September 13, 2011 at 11:37 PM ·
In evaluating (or maybe simply enjoying ) an artist's musicianship it would be nice to do so by separating it from political circumstances surrounding.
As a German of the younger generation whose mother and grandmother survived a concentration camp I will never promote to forget that part of history, but we do need to learn to not bring everything that happened in the 30ies and 40ies in context with Hitler.
It would be nice if discussion about Taschner's playing would focus on just that: his musicianship. I don't even believe in the necessity to discuss wether he is "as good as" or "in the same league as" xyz or not. As for my part I have to say that I admire his honest and sincere musicianship and can appreciate a lot of his music-making.
in regards of the political circumstances: let's check in with ourselves and our souls once in a while and try to find an honest answer to what we would have done back in the day. As musicians. As being threatened with life. I think none of us would be able to give a definate answer- we might think we are able to but I doubt that can be true. So: let's move on, let's learn from the past, keep our eyes open and not have history repeat itself (and it's damn close all the time all around us in the so called 1st world and elsewhere...) -- and let's try to appreciate beauty as it is.
September 14, 2011 at 12:36 AM ·
for all German readers: you might want to check this out. It might put any attempt to politicize Taschner at rest (and let's not forget: he was 22/23 yrs old at the time of the "Speer-concert"):
September 15, 2011 at 04:01 PM ·
For those who are interested and read German there is a book-length biography of Taschner:
Weiler, Klaus. Gerhard Taschner - Das Vergessene Genie. (Augsburg): Wißner, 2004.
September 15, 2011 at 05:36 PM ·
I just listend to his second and third movements of hte Bruch violin concerto I - I must admit that its beautifully played but frankly, I find the expression to be insincere. Not my favorite..
Unfortunately the quality of recording/upload of the latter movement is not the best, the violin sounds muted.

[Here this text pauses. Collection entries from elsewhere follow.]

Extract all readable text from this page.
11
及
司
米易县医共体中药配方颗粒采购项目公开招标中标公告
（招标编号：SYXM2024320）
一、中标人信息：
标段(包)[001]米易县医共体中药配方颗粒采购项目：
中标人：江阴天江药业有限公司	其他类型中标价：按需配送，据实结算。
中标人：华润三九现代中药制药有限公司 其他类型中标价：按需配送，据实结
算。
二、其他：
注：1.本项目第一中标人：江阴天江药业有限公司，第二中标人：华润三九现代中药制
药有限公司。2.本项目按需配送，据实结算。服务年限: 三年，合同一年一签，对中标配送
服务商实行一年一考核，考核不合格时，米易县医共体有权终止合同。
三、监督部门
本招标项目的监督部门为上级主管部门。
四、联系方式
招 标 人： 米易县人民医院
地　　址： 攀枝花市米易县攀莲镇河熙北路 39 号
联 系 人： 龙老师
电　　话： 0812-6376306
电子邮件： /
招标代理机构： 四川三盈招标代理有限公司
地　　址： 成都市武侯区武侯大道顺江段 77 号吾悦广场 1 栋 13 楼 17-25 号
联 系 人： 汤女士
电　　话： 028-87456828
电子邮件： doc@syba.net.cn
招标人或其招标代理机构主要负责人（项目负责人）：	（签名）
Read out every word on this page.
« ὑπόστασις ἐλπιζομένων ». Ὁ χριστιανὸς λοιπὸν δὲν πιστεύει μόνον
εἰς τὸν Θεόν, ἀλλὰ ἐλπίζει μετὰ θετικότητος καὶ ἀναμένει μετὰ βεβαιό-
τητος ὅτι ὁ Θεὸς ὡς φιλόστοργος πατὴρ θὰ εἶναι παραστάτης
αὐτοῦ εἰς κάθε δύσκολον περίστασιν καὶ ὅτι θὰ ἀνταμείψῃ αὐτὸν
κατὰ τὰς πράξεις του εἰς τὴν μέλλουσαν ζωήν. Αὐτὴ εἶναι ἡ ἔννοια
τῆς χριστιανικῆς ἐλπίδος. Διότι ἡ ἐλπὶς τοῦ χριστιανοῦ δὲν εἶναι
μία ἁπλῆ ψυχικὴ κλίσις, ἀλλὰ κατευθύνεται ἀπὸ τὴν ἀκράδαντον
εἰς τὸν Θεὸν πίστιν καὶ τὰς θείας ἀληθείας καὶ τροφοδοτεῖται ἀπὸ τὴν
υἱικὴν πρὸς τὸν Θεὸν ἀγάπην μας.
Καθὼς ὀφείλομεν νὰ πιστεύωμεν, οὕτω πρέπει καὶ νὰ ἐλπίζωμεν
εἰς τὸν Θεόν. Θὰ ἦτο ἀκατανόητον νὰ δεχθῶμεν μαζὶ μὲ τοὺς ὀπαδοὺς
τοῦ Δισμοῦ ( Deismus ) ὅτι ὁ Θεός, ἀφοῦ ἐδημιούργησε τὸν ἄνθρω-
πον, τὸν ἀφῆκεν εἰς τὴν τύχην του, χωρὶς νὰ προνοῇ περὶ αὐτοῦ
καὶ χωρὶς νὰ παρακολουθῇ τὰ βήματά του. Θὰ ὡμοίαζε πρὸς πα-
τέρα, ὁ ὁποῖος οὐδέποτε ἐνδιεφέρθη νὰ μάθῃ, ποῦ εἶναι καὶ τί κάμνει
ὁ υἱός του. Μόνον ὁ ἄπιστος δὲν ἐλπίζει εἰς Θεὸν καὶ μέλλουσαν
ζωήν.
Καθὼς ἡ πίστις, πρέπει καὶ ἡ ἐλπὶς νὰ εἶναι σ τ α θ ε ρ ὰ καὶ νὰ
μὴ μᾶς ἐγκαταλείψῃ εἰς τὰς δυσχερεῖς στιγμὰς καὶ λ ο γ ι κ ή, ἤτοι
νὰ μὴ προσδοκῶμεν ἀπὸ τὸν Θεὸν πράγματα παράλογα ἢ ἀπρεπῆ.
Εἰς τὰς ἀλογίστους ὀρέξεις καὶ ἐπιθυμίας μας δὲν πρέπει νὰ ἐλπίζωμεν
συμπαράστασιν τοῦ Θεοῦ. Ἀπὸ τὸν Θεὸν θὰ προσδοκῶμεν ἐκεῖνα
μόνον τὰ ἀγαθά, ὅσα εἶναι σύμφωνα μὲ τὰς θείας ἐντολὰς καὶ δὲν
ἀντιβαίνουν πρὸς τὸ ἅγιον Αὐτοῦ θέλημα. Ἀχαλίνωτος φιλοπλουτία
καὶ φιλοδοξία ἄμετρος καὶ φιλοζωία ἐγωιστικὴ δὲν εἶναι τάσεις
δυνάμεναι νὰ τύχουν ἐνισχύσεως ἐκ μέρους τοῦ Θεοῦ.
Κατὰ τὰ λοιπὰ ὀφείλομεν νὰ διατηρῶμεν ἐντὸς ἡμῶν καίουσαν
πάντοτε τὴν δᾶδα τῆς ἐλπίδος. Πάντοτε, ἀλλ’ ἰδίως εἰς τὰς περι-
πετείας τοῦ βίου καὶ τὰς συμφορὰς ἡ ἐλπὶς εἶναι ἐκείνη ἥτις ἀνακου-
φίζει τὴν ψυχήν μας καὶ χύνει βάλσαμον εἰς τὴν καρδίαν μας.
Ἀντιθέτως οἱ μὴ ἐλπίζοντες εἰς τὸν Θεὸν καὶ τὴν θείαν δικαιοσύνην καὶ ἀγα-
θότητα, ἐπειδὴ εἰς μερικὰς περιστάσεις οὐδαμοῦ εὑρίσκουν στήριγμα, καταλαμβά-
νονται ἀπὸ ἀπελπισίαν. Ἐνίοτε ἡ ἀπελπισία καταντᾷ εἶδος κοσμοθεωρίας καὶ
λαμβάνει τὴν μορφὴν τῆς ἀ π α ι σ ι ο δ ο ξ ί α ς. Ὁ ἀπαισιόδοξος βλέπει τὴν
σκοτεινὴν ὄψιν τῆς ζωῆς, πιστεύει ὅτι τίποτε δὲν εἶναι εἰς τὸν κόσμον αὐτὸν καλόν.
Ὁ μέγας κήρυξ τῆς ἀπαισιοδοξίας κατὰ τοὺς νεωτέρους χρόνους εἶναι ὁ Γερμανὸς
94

September 18, 2011 at 10:26 PM ·
There is another book on Taschner by Walter Gerstberger: Taschner der legendäre Geiger. I also am working on a biograhy of Taschner. For the past seven years I'm trying to get a picture of what happened in Germany during WW2; why acted people the way they did, what did they know, what did they want to know? The famous private concert for Speer is mentioned by historians such as Cornelius Ryan, Antony Beevor and Speer himself. Speer wanted to rescue the members of the Berlin Philharmonic by providing them with transportation to Bavaria that was soon going to be liberated by the Americans, anything better than being in the Volkssturm and perish in a fight against the Red Army (which was what Hitler and Goebbels wanted) The orchestra stayed, some of them got killed indeed. Taschner, his family and the 18 year old daughter of a fellow violinist made use of Speers offer and were liberated by the Americans two days later. Nice detail: at the exit of the concerthall (or what was left of it) members of the Hitler Youth were handing out cyanide capsules. Situations like these are beyond the comprehension of most of us.